Re: Document fragment vocabulary from Alexander Dutton on 2011-08-04 (public-lod@w3.org from August 2011)

From: Alexander Dutton <alexander.dutton@oucs.ox.ac.uk>
Date: Thu, 04 Aug 2011 15:41:55 +0100
To: Michael Hausenblas <michael.hausenblas@deri.org>
CC: Linked Open Data <public-lod@w3.org>
Message-ID: <4E3AAFB3.7@oucs.ox.ac.uk>
-----BEGIN PGP SIGNED MESSAGE-----
Hash: SHA1

Hi Michael,

I'm not sure that the URI-style fragment identifiers are expressive or
generalisable enough.

There are a lot of cases where IMTs don't have defined fragment
resolution schemes. I may also want to choose between various ways to
point inside a file of a given IMT. For example, I may want to use XPath
instead of an @id to pick out a node in an HTML file (particularly if
the original author didn't provide any @id attributes).

As a further generalisation one could imagine chaining:

<#fragment> a fragment:Fragment ;
    fragment:within [
        fragment:within <http://example.org/some/archive.zip> ;
        fragment:locator "foo/bar.html"^^fragment:path
    ] ;
    fragment:locator "some-div"^^fragment:html-id .
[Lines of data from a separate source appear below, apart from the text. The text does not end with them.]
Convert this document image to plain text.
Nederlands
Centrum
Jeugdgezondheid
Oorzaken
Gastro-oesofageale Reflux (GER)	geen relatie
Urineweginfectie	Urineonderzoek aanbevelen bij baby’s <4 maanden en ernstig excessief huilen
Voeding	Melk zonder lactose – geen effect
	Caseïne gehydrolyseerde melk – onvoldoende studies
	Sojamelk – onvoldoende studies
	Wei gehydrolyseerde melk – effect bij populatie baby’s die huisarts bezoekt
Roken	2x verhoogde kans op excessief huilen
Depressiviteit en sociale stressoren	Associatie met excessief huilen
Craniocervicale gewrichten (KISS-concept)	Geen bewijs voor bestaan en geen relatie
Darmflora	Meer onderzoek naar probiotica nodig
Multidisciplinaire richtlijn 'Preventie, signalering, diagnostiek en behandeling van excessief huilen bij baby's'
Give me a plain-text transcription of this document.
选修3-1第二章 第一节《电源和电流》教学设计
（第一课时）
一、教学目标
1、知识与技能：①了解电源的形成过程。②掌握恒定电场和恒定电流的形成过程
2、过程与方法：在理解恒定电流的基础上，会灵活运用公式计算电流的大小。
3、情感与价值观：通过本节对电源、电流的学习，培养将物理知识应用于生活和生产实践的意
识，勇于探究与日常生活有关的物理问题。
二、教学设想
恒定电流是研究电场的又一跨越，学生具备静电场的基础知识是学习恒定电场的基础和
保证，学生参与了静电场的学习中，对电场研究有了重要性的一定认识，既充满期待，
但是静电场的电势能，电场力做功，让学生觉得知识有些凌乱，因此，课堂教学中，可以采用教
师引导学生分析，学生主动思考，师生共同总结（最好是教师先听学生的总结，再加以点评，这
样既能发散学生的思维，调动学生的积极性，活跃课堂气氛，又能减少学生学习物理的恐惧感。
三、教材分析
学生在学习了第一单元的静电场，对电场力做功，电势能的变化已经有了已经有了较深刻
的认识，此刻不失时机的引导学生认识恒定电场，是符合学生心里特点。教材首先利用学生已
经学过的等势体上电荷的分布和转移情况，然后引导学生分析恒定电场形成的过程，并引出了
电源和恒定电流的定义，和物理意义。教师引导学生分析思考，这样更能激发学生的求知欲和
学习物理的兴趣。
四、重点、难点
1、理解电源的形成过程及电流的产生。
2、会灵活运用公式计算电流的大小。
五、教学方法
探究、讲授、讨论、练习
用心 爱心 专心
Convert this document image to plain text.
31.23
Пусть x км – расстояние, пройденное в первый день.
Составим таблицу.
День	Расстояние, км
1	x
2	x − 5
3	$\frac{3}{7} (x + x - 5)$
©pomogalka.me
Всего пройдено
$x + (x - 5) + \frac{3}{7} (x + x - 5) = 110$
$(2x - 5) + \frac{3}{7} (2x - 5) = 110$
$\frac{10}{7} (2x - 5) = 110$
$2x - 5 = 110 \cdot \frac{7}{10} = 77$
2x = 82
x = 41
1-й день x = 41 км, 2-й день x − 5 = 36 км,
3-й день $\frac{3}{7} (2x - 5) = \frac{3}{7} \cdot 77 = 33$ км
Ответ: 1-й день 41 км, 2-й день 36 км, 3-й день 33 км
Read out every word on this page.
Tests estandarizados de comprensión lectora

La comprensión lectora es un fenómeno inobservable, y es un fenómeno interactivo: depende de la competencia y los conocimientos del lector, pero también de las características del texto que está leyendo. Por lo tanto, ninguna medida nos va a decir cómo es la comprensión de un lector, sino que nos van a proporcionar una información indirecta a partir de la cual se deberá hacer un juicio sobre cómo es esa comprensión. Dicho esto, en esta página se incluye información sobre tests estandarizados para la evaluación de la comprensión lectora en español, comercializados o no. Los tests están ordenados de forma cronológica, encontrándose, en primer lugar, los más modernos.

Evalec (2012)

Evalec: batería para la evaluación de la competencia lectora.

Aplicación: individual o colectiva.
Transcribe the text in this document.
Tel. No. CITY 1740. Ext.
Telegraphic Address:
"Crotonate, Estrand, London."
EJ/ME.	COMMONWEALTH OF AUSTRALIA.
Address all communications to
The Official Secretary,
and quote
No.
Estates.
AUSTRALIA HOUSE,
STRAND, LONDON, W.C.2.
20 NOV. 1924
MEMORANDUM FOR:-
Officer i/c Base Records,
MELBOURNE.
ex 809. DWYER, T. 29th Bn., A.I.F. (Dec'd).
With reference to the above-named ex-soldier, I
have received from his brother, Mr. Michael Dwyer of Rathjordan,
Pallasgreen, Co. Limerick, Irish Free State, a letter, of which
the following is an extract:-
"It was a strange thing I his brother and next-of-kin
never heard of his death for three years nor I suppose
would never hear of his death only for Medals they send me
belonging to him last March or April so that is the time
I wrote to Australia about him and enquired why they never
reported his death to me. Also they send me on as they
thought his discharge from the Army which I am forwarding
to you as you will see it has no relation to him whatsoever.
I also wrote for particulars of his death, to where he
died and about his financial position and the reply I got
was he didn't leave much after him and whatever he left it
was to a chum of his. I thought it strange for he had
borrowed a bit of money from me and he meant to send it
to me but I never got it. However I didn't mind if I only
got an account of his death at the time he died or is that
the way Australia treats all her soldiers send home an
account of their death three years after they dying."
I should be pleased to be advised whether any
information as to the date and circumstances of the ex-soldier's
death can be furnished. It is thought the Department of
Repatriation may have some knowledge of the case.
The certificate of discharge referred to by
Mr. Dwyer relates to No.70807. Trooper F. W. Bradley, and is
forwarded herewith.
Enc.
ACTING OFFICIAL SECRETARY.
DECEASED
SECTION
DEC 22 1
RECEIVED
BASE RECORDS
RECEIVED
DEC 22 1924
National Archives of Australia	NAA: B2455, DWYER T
Were this notional vocab to exist, it'd be the datatype that would
determine the process by which the fragment is extracted from the
original document, not the document's media type.


All the best,

Alex

On 04/08/11 14:37, Michael Hausenblas wrote:
> 
> Alex,
> 
>> Has something already done this? Is it even (mostly?) sane?
> 
> Sane yes, IMO. Done, sort of, see:
> 
> + URI Fragment Identifiers for the text/plain [1]
> + URI Fragment Identifiers for the text/csv [2]
> 
> Cheers,
>  Michael
> 
> [1] http://tools.ietf.org/html/rfc5147
> [2] http://tools.ietf.org/html/draft-hausenblas-csv-fragment
> 
> --
> Dr. Michael Hausenblas, Research Fellow
> LiDRC - Linked Data Research Centre
> DERI - Digital Enterprise Research Institute
> NUIG - National University of Ireland, Galway
> Ireland, Europe
> Tel. +353 91 495730
> http://linkeddata.deri.ie/
> http://sw-app.org/about.html
> 
> On 4 Aug 2011, at 14:22, Alexander Dutton wrote:
> 
>>
> Hi all,
> 
> Say I have an XML document, <http://example.org/something.xml>, and I
> want to talk about about some part of it in RDF. As this is XML, being
> able to point into it using XPath sounds ideal, leading to something  
> like:
> 
> <#fragment> a fragment:Fragment ;
>  fragment:within <http://example.org/something.xml> ;
>  fragment:locator "/some/path[1]"^^fragment:xpath .
> 
> (For now we can ignore whether we wanted a nodeset or a single node,
> and how to handle XML namespaces.)
> 
> More generally, we might want other ways of locating fragments
> (probably with a datatype for each):
> 
> * character offsets / ranges
> * byte offsets / ranges
> * line numbers / ranges
> * some sub-rectangle of an image
> * XML node IDs
> * page ranges of a paginated document
> 
> Some of these will be IMT-specific and may need some more thinking
> about, but the idea is there.
> 
> 
> Has something already done this? Is it even (mostly?) sane?
> 
> 
> Yours,
> 
> Alex
> 
> 
> NB. Our actual use-case is having pointers into an NLM XML file
> (embodying a journal article) so we can hook up our in-text reference
> pointer¹ URIs to the original XML elements (<xref/>s) they were
> generated from. This will allow us to work out the context of each
> citation for use in further analysis of the relationship between the
> citing and cited articles.
> 
> ¹ See
> <http://opencitations.wordpress.com/2011/07/01/nomenclature-for-citations-and-references/ 
>>>>
> for an explanation of the terminology.
> 
>>
>>

-----BEGIN PGP SIGNATURE-----
Version: GnuPG v1.4.11 (GNU/Linux)
Comment: Using GnuPG with Fedora - http://enigmail.mozdev.org/

iEYEARECAAYFAk46r7MACgkQS0pRIabRbjCogQCfXz+d18G0ChICLY8ubU+g6ngV
IIwAnA8kuLavXHYFIKKXvFzAGi3ONe/r
=k/jm
-----END PGP SIGNATURE-----
Received on Thursday, 4 August 2011 14:42:18 UTC